Web3 jobs cover a range of roles, from administrative assistant and community manager to Web3 developer and C-suite positions. They also need support staff, managers, researchers, engineers, and sales personnel. Here are some Web3 jobs:

  • Beta tester: Beta testers give the first glimpse of a new platform or application. They try it and report back to the developers about their experience. This helps them identify and address problems before they release the product to the public.

  • Community manager or moderator: Community managers play an important role in the success of online communities. They onboard new members, monitor and maintain resources, keep track of community interactions and solve problems to ensure the community meets the needs of the members and stakeholders.

  • Crypto or NFT researcher or analyst: This role puts research skills to use. Professionals in this job keep track of the market performance and pricing of different types of cryptocurrency or non-fungible tokens (NFT). The data gathered helps investors decide how to invest in crypto.

  • Marketer: Web3 has the potential to transform online marketing, as it emphasizes building communities, relationships, and engagement. Marketers promote goods and services but may have less access to customer data compared to Web 2.0. You may spend more time interacting with customers to understand their needs. 

  • Technical writer: Technical writers can play an important role in helping the general public understand how Web3 works and benefits them. They take complex technical details and convert them into simpler language for the general public. They also help Web3 companies and their founders get new ideas and position themselves as experts.

  • Web3 developer: Web3 developers may work as front-end, back-end, or full-stack developers. Tasks may include writing and testing code, designing interfaces, and building contracts. 

Skills you need to work in Web3

The skills and education you need to work in Web3 vary.
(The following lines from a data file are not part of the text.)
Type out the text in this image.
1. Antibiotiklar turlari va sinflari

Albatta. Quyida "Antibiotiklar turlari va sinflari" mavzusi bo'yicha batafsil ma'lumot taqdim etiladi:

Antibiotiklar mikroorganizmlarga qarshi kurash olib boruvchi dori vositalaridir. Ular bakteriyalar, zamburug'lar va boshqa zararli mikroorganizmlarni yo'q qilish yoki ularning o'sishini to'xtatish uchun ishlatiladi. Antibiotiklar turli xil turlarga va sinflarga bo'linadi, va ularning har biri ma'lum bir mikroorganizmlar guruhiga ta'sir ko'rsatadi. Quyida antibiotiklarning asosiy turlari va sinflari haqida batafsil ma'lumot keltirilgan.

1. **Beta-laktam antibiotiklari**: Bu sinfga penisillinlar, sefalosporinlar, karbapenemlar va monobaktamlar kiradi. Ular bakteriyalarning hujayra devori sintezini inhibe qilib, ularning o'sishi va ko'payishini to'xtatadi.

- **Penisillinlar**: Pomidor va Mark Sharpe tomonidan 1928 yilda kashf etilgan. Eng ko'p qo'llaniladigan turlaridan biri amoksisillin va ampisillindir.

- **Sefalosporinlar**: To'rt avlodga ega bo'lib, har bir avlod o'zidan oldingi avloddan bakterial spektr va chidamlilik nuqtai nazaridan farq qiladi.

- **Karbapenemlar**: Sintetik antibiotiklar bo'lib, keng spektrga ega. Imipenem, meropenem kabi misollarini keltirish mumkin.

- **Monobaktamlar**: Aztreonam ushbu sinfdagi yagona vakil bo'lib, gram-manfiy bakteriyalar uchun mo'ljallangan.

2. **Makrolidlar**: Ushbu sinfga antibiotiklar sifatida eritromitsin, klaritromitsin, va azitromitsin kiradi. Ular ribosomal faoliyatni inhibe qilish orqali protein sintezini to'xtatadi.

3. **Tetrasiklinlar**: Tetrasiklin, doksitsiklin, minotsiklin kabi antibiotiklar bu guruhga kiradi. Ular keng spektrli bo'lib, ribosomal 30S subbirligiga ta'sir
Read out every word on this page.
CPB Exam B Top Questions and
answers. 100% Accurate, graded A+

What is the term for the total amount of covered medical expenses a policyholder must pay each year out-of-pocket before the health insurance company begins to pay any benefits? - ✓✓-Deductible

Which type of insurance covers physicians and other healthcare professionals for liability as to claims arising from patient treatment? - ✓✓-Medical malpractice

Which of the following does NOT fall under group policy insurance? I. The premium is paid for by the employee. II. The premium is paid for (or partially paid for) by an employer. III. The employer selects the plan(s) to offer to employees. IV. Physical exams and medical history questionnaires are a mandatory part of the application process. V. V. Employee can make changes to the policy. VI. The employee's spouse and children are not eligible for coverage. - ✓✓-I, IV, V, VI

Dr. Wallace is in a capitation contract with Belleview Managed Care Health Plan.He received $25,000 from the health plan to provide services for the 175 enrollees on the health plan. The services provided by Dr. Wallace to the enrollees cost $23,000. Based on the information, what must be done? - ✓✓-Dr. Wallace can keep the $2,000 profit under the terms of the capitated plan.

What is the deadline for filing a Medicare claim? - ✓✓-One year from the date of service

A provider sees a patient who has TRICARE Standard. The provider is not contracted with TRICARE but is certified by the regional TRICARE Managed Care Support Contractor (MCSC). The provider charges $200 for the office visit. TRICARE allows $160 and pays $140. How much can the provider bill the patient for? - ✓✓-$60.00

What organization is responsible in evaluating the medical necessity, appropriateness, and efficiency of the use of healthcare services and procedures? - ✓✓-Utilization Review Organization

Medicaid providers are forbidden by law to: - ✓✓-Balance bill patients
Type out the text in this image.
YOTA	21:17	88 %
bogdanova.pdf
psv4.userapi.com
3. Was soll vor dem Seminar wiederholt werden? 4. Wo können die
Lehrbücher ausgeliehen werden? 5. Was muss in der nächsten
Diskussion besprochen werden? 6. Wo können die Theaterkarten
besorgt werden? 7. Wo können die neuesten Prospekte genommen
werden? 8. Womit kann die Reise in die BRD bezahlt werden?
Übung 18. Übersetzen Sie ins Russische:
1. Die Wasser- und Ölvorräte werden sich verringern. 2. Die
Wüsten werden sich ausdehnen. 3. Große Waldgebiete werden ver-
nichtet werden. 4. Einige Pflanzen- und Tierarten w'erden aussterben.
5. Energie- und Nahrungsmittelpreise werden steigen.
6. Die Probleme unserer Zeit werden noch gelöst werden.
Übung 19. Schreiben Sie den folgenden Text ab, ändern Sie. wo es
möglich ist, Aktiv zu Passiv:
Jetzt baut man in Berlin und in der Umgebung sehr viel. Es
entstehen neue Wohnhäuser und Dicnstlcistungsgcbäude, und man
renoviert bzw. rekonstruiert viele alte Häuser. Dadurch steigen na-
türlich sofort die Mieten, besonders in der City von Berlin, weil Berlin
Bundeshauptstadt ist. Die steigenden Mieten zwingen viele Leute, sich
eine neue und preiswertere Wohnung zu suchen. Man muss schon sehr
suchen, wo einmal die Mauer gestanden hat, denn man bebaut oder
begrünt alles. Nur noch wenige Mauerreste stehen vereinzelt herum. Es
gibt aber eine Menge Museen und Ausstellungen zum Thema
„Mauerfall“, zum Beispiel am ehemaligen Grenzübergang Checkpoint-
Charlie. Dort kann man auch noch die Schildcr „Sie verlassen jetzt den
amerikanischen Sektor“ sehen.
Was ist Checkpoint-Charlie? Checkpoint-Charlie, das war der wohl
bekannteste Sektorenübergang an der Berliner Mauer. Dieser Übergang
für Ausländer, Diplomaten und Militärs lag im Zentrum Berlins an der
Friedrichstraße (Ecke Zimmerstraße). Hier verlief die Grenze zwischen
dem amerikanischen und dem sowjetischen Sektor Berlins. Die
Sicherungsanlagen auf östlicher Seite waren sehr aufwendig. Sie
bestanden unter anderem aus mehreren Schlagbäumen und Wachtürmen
For example, a front-end Web3 developer may need skills like UX experience and programming languages. However, a Web3 marketer may rely on a different skill set that can include communication and data analysis. Here are some technical skills that may appear in Web3 job descriptions:

  • Blockchain technology

  • Data structures

  • Ethereum Virtual Machine

  • Front-end web development

  • Non-fungible token creation

  • Programming languages: Solidity, JavaScript, C++, Golang 

  • Smart contracts

  • UX design

Read more: What Are Technical Skills?

Aside from technical skills, workplace skills are important and can help you add value to an employer or a project. You will likely see these workplace skills listed in job descriptions: 

  • Communication

  • Flexibility

  • Problem-solving

  • Storytelling

  • Teamwork


Like with skills, the education requirements for Web3 jobs vary depending on the role. For example, if you want to work as a Web3 marketer, you may need a degree in marketing or a related field. Similarly, a software developer may want a degree in computer science.

However, it can be more beneficial to gain hands-on experience and develop the skills you need to work in Web3 than earning a degree. You can identify the type of education you need by browsing job descriptions.

Consider learning more about blockchain or cryptocurrency with online courses, coding boot camps, and taking classes at universities. Since Web3 is built on blockchain technology, learning how it works and how to use it can benefit your career. Other topics to explore include programming languages, smart contracts, Solidity, and non-fungible tokens.